Die Glocken quengelten, als wollten sie Rimböck aus dem Haus locken, und dann, als wäre es ein Nachklang, ein fernes Dröhnen, ein Surren fast nur, als schwebe eine Mücke dicht am Ohr. Jetzt!, dachte ich. Aber nichts, die Tür im Haus gegenüber blieb geschlossen. Merkwürdig, dachte ich, und stellte mir dennoch vor, wie Rimböck seine Villa verließ, diesen kubischen, weiß getünchten Kasten, dem jede südliche Heiterkeit fehlte, ich sah ihn vor mir, wie er wie jeden Tag aus der Tür kam und unter dem Baldachin stand, der von Säulen mit ionisch anmutenden Kapitellen getragen wurde, wie er mit der linken Hand dann den Messingknauf der Tür umfasste und diese fest ins Schloss zog, um gleich darauf mit der rechten am Bund zu fummeln und den richtigen Schlüssel, das freilich ahnte ich mehr, als ich es sah, ins Schloss zu führen, wobei er sich, mir seinen Hintern zuwendend, so ein Arsch, dachte ich, tief bückte, sodass sein Kopf fast auf der Höhe des Schlüssellochs war, als müsse er diesen täglichen Handgriff stets aufs Neue erlernen. Er schloss also ab, drückte zur Kontrolle noch einmal gegen den Knauf, rüttelte daran, ich kannte das ja, hatte es oft, vielleicht zu oft gesehen und sah es jetzt in Gedanken noch deutlicher, dann ließ er den Schlüsselbund, bevor er ihn wieder in die Hosentasche steckte, rasselnd um seinen ausgestreckten Zeigefinger kreisen, nicht ohne sich dabei mit einem Blick auf die Armbanduhr der Zeit zu versichern. Es musste kurz nach acht Uhr sein. Es war kurz nach acht Uhr, nur Rimböck fehlte. Rimböck war nicht zu sehen.
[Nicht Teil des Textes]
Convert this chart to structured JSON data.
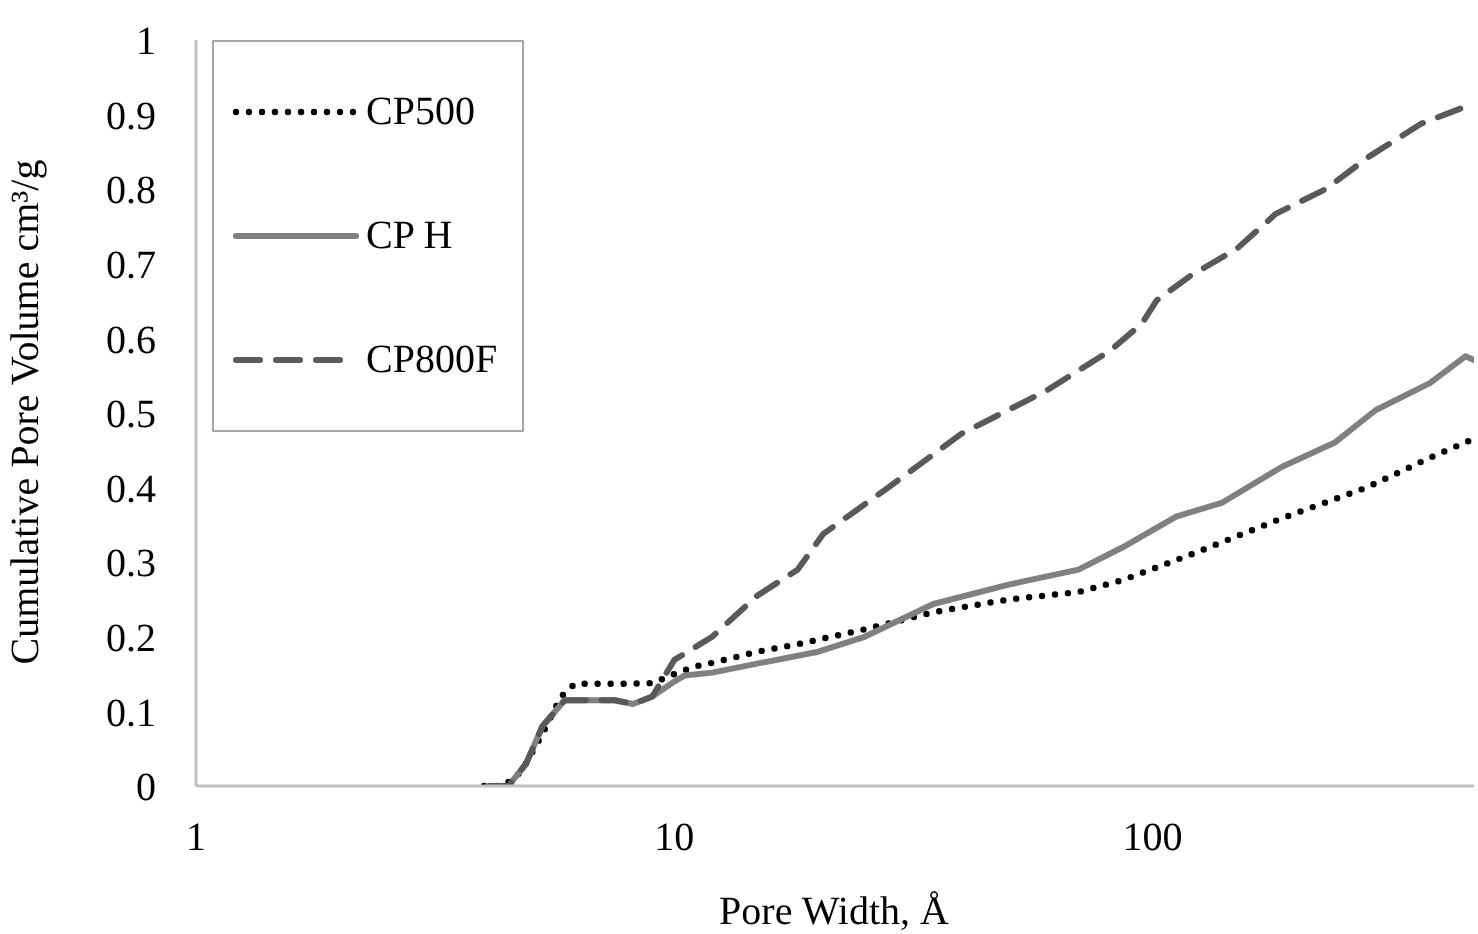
{
  "chart_data": {
    "type": "line",
    "xlabel": "Pore Width, Å",
    "ylabel": "Cumulative Pore Volume cm³/g",
    "log": "x",
    "xlim": [
      1,
      470
    ],
    "xticks": [
      1,
      10,
      100
    ],
    "ylim": [
      0,
      1
    ],
    "yticks": [
      0,
      0.1,
      0.2,
      0.3,
      0.4,
      0.5,
      0.6,
      0.7,
      0.8,
      0.9,
      1
    ],
    "grid": false,
    "legend": "top left",
    "marker": "none",
    "series": [
      {
        "name": "CP500",
        "color": "#000000",
        "line_style": "dotted",
        "x": [
          4.0,
          4.4,
          4.8,
          5.3,
          5.8,
          6.2,
          7,
          8,
          9,
          10,
          11,
          12,
          14.9,
          18.1,
          25,
          34.8,
          50,
          70,
          86.6,
          120,
          186.6,
          280,
          380,
          464,
          470
        ],
        "values": [
          0,
          0,
          0.02,
          0.07,
          0.12,
          0.137,
          0.137,
          0.137,
          0.138,
          0.15,
          0.16,
          0.165,
          0.18,
          0.19,
          0.21,
          0.233,
          0.25,
          0.26,
          0.276,
          0.31,
          0.359,
          0.4,
          0.44,
          0.464,
          0.47
        ]
      },
      {
        "name": "CP H",
        "color": "#808080",
        "line_style": "solid",
        "x": [
          4.1,
          4.5,
          4.9,
          5.3,
          5.9,
          6.5,
          7.5,
          8.2,
          9,
          10,
          10.5,
          12,
          14.9,
          20,
          25,
          34.8,
          50,
          70,
          86.6,
          112,
          140,
          186.6,
          240,
          293,
          380,
          451,
          470
        ],
        "values": [
          0,
          0,
          0.03,
          0.08,
          0.115,
          0.115,
          0.115,
          0.11,
          0.12,
          0.14,
          0.148,
          0.152,
          0.164,
          0.18,
          0.2,
          0.244,
          0.27,
          0.29,
          0.32,
          0.361,
          0.38,
          0.428,
          0.46,
          0.504,
          0.54,
          0.576,
          0.571
        ]
      },
      {
        "name": "CP800F",
        "color": "#595959",
        "line_style": "dashed",
        "x": [
          4.1,
          4.5,
          4.9,
          5.3,
          5.9,
          6.5,
          7.5,
          8.2,
          9,
          10,
          12,
          14.9,
          18.1,
          20.5,
          28,
          39.8,
          60,
          81.7,
          95,
          102,
          120,
          150,
          181,
          230,
          284,
          365,
          470
        ],
        "values": [
          0,
          0,
          0.03,
          0.08,
          0.115,
          0.115,
          0.115,
          0.11,
          0.12,
          0.169,
          0.2,
          0.255,
          0.29,
          0.338,
          0.4,
          0.472,
          0.53,
          0.584,
          0.62,
          0.651,
          0.684,
          0.72,
          0.767,
          0.8,
          0.844,
          0.888,
          0.915
        ]
      }
    ]
  }
}
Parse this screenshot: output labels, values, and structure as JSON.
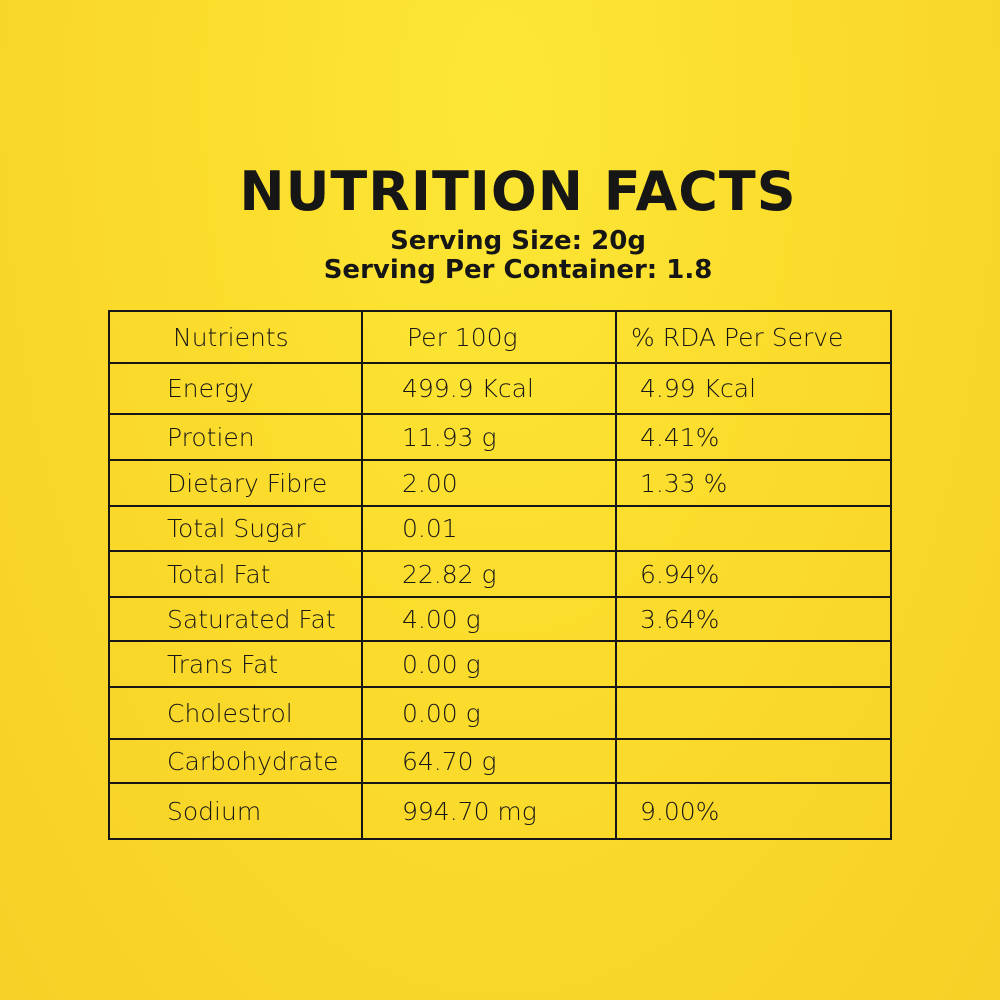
{
  "title": "NUTRITION FACTS",
  "serving_size": "Serving Size: 20g",
  "servings_per_container": "Serving Per Container: 1.8",
  "table": {
    "headers": [
      "Nutrients",
      "Per 100g",
      "% RDA Per Serve"
    ],
    "rows": [
      [
        "Energy",
        "499.9 Kcal",
        "4.99 Kcal"
      ],
      [
        "Protien",
        "11.93 g",
        "4.41%"
      ],
      [
        "Dietary Fibre",
        "2.00",
        "1.33 %"
      ],
      [
        "Total Sugar",
        "0.01",
        ""
      ],
      [
        "Total Fat",
        "22.82 g",
        "6.94%"
      ],
      [
        "Saturated Fat",
        "4.00 g",
        "3.64%"
      ],
      [
        "Trans Fat",
        "0.00 g",
        ""
      ],
      [
        "Cholestrol",
        "0.00 g",
        ""
      ],
      [
        "Carbohydrate",
        "64.70 g",
        ""
      ],
      [
        "Sodium",
        "994.70 mg",
        "9.00%"
      ]
    ]
  }
}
Während das Abschließen der Haustür offenbar ­einige Konzentration und Anstrengung erforderte, lag in dem anschließenden Kreisen des Schlüsselbunds jedes Mal eine solch beschwingte Unbekümmertheit, dass mich der Gegensatz täglich aufs Neue verwirrte, während sich in der nun folgenden Marotte­ Rimböcks die ganze Armseligkeit seiner Existenz offenbarte. Nachdem er den sogenannten Vorgarten, der eher ein Steinbruch oder Betongärtchen war, eilig durchquert hatte, stand er am Grundstückstor, wo er neben den Betonkübeln, in denen giftgrüne Plastikkoniferen stramm standen, wie nach einem Schreckmoment noch einmal kurz innehielt, um sich zu vergewissern, ob er seine Brieftasche tatsächlich dabei hatte, indem er, panisch fast, dahin tastete, wo er sie vermutete, gewöhnlich an die Brusttasche seines Sakkos, manchmal auch, wenn es sehr heiß war und er nur das obligate pastellfarbene­ Hemd trug, an die Gesäßtasche seiner Hose, und fand die Brieftasche dann jedes Mal.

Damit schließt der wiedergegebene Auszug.